Monday, September 02, 2002

Expanding Diseases



From a story in the Globe and Mail:

A group of U.S. psychiatrists wants to create a new category of disorders that would let them diagnose couples who squabble constantly, parents and children who don't get along — even siblings who clash — as mentally ill.



Those who might be treated under the proposed "relational disorders" category could be otherwise perfectly healthy and stable: hold steady jobs, have lots of friends and be generally good citizens, pillars of the community and models of balance.



The shrinks changed the definition of mental illness so much that almost half of all people now have problems that fall into the category of mental illness. Having deliberaly expanded the definitions to include more people, the "doctors" go to Washington to lobby for more money because the problem of mental illness, they claim, is so much worse.
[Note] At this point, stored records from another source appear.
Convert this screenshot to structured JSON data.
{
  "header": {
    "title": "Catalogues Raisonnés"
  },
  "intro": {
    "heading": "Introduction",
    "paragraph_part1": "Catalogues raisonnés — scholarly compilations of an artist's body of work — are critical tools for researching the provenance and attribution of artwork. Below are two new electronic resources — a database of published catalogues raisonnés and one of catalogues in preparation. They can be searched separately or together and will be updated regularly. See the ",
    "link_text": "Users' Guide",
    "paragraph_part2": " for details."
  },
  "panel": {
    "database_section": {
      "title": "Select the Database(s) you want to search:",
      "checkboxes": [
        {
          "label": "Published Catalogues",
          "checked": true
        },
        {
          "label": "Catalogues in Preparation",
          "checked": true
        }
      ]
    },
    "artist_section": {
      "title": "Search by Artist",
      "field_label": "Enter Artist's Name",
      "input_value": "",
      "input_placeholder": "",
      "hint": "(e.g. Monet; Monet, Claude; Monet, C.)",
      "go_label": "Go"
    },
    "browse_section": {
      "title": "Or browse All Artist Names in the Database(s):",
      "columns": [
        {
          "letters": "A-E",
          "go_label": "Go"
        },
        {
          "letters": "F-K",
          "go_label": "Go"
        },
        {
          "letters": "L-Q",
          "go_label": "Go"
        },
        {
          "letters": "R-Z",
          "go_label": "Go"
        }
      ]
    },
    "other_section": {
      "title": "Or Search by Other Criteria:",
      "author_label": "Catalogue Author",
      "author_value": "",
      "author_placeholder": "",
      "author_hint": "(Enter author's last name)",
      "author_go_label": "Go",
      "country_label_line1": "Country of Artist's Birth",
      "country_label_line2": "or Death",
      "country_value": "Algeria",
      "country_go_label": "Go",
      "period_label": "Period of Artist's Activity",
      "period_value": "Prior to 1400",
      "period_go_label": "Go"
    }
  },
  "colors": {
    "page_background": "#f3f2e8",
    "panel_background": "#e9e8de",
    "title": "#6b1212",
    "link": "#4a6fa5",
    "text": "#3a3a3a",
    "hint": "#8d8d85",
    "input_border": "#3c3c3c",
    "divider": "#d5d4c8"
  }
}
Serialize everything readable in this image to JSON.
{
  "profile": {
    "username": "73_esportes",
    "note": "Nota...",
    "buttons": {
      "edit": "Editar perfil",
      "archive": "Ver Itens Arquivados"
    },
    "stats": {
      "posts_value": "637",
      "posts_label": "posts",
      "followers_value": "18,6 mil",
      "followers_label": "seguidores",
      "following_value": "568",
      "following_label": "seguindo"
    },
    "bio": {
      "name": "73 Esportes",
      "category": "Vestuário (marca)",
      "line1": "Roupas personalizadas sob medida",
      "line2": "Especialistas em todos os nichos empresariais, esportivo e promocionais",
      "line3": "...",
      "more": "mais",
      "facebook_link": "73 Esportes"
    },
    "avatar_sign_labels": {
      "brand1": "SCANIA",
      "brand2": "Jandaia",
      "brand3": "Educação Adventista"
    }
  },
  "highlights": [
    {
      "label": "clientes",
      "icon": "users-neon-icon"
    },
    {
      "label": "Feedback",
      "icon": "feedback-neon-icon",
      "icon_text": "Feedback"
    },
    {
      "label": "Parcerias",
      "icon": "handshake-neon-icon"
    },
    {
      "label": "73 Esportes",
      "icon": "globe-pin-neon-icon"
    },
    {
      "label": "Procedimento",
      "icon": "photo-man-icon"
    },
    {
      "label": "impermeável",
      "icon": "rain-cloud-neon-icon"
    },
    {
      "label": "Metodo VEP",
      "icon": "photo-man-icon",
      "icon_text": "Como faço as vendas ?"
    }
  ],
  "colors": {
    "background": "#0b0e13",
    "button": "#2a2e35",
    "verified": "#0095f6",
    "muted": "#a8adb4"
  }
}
I'm pleased to note that few people are fooled by this ploy. Most of the time public officials are not fooled by it either, which is why support from the govenment and the insurance industry for treatment of mental illness is so "poor". The government and insurance companies have learned that psychiatrists and psychologists have a knack for drawing the maximum out of any form of insurance that covers mental illness.



Most diagnoses of mental illness are based on purely subjective findings, which means that the diagnoses can expand to eat up whatever money is available.



Only a small percentage of the people who are called mentally ill would benefit from any kind of therapy, drug or otherwise. And so any money spent on treatment for the rest of the people, who don't want treatment anyway, is wasted.